– А вот это – маска прусского короля Фридриха Вильгельма II, смотрите, она похожа на творение скульптора-постмодерниста, настолько выразительно деформировано лицо, а этот джентльмен, – он показал следующую, – это первая английская посмертная маска – лорд-протектор Оливер Кромвель, скончался в середине XVII века от отравления, а потом его тело было вырыто из могилы, повешено и четвертовано, в запоздалое наказание за измену, а казнённый им король обошёлся без маски, зато ему пришили обратно отрубленную голову и перезахоронили с почётом… Можно сказать, друзья, что посмертные маски королей и правителей – это сакральные предметы. Мы, художники, копируя и часто облагораживая их, делали и делаем надгробья, парадные бюсты, портреты и памятники – ну, вот Медный всадник, к примеру – использовался посмертный слепок, сделанный Растрелли. У меня вот сейчас есть заказ на портретный надгробный памятник одной важной персоны. Я сам, – Подозёров важно ткнул себя пальцем в грудь, – делал слепок лица покойного. А что, как многие великие, знаменитые скульпторы – Меркулов, Кербель, Цигаль, Манизер, Томский – какие имена! Сергей Меркулов говаривал, что всю жизнь перед ним в грозном величии стояла смерть, ею венчалось всё: красота, безобразие, талант и бездарность – он снял более 300 масок сильных мира сего, после его кончины некоторые из них передали в Третьяковку, но они никогда не выставляются. Не всех смерть умиротворяет, на некоторые просто невозможно смотреть; мёртвые лица многих, многих деятелей запечатлели их скверну, интриги, двоедушие, низкопоклонство – душевные, если были таковые, и физические муки. Следы преступлений, пороков и последней борьбы со смертью слишком явственны на их лицах. Последнее выражение лица Дзержинского кажется ужасным, маска Якова Свердлова – воплощение страха, палач царской семьи сам не хотел умирать… – Подозёров вынул ещё один слепок, подержал в руках и засунул обратно, под клеёнку, – … эту и показывать не буду, эта из коллекции нашего Питерского художника Давыдова, они хранятся у него в мастерской, мне вот дал снять копию, этот гипс меня особенно поразил. Он с лица бывшей ткачихи и бывшего министра культуры Екатерины Фурцевой… умерла в ванне, была уже не у дел, за что-то её сняли… маска навек отразила чудовищную агонию, лицо ее искажено нечеловеческим страданием, скорченное, будто бы в адском пламени…
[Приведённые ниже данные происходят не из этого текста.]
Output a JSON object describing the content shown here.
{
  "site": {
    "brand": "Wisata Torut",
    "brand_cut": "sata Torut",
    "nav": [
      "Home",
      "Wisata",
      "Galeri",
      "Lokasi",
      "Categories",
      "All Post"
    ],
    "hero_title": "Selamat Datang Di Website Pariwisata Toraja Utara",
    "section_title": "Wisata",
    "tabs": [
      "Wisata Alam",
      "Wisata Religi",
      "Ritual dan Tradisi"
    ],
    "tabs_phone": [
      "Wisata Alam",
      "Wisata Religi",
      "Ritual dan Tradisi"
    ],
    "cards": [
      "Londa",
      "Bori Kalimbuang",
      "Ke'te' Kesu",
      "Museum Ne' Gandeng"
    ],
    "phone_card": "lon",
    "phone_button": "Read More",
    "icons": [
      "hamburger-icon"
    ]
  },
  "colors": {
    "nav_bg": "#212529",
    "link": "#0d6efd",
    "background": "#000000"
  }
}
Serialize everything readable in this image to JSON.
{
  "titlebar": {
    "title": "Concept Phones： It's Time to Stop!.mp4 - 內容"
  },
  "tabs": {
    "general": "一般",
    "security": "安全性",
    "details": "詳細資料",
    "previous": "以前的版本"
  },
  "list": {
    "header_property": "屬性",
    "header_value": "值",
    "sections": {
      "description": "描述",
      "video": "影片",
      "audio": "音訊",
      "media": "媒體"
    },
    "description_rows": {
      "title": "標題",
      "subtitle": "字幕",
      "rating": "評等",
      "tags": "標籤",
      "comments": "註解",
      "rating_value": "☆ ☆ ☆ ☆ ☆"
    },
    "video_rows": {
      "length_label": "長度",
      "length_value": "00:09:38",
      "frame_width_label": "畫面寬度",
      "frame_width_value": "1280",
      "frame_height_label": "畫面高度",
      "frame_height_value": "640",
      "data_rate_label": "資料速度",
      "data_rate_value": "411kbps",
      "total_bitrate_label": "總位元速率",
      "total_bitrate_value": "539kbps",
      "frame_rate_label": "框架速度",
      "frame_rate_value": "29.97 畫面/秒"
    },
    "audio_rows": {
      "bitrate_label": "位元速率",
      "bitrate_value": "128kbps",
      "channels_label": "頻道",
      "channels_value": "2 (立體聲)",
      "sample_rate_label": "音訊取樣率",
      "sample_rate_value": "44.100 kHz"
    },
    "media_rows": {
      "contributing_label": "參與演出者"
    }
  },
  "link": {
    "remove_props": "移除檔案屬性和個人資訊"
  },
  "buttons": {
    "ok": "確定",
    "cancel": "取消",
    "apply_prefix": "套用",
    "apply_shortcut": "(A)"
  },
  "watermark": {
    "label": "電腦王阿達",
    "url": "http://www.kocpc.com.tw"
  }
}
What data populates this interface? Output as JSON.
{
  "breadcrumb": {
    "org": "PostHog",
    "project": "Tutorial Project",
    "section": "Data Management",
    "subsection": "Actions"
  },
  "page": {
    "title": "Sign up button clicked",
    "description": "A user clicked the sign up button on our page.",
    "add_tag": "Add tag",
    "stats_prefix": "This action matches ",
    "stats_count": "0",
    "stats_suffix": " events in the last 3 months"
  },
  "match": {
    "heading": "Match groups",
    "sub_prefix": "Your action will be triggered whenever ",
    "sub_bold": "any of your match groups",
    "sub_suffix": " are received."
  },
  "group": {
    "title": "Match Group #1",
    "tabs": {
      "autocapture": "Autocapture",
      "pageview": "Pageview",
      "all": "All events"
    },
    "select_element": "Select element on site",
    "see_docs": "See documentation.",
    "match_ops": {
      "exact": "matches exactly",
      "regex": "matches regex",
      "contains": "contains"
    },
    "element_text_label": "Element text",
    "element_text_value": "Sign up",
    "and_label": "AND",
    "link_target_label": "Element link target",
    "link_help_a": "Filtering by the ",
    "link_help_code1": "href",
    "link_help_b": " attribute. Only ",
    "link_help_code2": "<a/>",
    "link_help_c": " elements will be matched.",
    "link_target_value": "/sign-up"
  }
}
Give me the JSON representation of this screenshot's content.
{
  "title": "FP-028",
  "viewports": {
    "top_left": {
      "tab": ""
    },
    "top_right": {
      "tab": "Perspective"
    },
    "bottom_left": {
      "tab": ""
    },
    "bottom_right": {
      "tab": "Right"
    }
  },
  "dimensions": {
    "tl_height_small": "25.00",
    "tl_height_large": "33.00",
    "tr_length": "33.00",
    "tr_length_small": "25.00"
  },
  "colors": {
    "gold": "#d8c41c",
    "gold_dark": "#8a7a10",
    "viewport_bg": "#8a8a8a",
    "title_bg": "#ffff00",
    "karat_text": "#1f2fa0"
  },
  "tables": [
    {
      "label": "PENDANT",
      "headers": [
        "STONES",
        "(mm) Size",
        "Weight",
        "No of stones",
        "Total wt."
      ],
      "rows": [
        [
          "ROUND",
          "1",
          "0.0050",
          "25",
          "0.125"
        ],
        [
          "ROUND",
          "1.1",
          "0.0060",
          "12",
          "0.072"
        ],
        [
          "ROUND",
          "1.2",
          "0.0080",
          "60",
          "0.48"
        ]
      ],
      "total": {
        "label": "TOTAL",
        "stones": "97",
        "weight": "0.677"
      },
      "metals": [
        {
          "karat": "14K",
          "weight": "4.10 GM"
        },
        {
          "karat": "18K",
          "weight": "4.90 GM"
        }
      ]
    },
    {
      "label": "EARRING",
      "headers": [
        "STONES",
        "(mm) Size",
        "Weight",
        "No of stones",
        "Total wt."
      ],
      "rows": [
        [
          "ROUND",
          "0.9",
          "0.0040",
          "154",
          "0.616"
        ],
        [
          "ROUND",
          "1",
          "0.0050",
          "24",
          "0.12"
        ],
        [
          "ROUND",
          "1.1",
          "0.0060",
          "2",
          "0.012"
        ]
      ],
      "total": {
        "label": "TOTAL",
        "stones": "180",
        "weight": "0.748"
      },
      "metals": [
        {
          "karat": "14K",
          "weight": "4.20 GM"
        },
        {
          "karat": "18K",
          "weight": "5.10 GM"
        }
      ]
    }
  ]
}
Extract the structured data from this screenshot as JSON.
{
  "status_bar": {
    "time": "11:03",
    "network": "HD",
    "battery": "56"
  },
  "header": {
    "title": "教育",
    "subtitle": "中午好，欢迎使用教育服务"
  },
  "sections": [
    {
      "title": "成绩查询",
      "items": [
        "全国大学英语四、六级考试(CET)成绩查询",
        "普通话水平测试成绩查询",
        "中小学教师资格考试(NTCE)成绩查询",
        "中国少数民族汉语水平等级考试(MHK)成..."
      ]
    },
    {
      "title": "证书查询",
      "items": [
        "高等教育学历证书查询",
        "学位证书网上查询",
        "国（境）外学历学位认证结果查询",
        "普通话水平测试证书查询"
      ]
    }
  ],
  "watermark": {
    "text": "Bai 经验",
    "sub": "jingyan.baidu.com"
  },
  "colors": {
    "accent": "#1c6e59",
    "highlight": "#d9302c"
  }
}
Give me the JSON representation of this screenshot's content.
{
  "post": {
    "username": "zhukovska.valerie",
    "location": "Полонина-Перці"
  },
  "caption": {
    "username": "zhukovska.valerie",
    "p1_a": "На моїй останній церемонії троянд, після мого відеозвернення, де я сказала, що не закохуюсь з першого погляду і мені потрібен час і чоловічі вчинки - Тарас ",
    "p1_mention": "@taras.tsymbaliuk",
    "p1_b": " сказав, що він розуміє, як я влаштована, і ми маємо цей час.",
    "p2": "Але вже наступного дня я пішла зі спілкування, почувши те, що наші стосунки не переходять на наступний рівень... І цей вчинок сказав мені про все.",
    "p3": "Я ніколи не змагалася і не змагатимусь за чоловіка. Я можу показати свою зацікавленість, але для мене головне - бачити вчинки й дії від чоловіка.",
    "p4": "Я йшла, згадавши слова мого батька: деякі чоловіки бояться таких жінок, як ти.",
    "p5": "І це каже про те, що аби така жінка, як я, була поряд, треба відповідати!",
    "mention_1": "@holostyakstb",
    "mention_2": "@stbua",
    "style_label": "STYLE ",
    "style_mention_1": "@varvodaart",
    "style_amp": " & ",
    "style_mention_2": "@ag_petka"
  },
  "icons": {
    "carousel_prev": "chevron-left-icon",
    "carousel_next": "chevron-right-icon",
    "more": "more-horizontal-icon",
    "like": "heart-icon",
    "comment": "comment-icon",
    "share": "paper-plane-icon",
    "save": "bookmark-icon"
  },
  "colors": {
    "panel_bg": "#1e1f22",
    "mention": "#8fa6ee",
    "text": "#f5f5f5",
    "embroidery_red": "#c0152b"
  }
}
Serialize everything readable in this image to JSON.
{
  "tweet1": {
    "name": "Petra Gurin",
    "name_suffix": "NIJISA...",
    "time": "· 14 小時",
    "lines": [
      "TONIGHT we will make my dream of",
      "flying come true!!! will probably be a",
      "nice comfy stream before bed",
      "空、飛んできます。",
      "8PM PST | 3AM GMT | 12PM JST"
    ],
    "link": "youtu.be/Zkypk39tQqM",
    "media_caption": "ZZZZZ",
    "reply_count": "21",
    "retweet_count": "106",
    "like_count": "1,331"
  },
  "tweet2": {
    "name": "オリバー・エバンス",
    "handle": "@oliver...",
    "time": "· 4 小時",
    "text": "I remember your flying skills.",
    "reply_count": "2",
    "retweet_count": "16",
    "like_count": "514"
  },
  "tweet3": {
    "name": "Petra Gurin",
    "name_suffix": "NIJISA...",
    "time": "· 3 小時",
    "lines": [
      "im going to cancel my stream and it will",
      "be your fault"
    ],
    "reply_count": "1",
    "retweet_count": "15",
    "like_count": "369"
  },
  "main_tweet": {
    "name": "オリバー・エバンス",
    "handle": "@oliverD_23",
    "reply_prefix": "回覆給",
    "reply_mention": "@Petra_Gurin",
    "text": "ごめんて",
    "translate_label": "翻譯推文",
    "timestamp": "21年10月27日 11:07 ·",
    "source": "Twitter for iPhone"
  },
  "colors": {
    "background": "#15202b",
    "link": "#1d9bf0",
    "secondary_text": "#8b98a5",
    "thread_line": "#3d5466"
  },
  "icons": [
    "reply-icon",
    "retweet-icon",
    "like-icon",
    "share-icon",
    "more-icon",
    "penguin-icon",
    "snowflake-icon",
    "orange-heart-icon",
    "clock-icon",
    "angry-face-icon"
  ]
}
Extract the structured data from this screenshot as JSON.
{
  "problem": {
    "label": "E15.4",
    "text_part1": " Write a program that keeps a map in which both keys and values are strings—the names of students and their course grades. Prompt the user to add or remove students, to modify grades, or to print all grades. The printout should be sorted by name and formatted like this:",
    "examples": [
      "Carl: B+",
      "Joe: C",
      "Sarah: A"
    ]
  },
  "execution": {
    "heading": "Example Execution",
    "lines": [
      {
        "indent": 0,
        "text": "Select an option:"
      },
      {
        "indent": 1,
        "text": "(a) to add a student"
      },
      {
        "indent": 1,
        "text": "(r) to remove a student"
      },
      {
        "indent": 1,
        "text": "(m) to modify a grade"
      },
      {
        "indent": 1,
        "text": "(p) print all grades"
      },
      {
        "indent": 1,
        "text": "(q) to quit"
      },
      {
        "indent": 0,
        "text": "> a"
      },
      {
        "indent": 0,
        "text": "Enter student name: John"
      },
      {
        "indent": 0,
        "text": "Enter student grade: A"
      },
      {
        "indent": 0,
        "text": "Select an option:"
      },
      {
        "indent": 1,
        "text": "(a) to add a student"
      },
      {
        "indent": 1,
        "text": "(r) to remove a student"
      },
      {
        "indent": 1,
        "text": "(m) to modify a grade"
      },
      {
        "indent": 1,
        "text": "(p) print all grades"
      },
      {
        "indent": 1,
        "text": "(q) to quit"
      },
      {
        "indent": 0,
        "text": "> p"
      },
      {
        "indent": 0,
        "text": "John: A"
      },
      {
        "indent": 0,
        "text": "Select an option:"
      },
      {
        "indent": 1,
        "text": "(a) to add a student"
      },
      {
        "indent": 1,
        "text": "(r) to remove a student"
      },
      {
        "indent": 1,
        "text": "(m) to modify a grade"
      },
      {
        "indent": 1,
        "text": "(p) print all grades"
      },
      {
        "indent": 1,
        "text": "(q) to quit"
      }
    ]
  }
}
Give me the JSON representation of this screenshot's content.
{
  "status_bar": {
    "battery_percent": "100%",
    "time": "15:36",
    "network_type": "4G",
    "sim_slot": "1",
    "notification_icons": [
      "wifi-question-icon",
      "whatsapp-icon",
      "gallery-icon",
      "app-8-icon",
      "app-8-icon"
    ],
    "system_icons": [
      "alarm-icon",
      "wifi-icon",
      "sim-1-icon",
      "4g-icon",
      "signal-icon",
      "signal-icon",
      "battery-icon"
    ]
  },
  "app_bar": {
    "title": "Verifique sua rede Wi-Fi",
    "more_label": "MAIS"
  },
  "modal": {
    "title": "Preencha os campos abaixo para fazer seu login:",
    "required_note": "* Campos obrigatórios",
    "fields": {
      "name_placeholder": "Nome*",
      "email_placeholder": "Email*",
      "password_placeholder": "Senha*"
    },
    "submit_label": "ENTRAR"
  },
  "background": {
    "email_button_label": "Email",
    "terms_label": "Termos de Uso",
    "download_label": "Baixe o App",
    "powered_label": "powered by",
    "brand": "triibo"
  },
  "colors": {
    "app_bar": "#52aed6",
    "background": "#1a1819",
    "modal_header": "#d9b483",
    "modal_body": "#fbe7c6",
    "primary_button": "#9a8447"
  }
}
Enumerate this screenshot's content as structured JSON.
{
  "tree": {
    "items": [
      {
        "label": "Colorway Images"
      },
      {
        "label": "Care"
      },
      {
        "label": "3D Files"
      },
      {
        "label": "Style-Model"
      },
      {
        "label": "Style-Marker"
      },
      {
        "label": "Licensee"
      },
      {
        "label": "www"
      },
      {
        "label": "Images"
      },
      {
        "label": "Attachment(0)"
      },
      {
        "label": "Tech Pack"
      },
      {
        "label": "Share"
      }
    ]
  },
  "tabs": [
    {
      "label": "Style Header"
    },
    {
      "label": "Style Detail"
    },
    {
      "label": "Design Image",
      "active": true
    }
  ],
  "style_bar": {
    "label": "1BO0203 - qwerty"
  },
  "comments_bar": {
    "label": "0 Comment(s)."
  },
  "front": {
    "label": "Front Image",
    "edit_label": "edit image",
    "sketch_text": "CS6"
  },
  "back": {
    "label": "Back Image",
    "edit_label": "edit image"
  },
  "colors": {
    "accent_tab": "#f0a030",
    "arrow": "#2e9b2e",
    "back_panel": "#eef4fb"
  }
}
Все помолчали, опять стала слышнее музыка, теперь пел Вертинский, красиво интонируя и грассируя: «…ваши пальцы пахнут ладаном, а в ресницах спит печаль, ничего теперь не надо вам… никого… теперь… не жаль…».
Некоторых из нас передёрнуло, а великолепный грустный Пьеро, опять в тему, запел: «…где вы теперь, кто вам целует пальцы…».
Хижа, разливая по стаканам, бормотал: «…где-где… каждый там, где надо, кто в Круге первом, кто в Геенне огненной, а кто и в Элизиуме, а некоторые и в Раю…», разлив, обратился к Подозёрову:
– Миха, а ведь можно снять маску и с лица живого человека, снял бы с меня, глядишь – пригодится… Давай, в ноздри трубочки, и об условных знаках договоримся на случай, если что не так. Ведь весь древнеримский портрет на этом основан, я тоже хочу – лары и пенаты… обещаю терпеть и совсем не гримасничать. А правда, что маски, снятые с живых людей, кажутся мертвыми, а с мертвых – наоборот, живыми?…
– Вот допьёмся до положения риз, и будет лицо, как у мёртвого! Ну, давай, сниму и с тебя, как-нибудь потом сделаем…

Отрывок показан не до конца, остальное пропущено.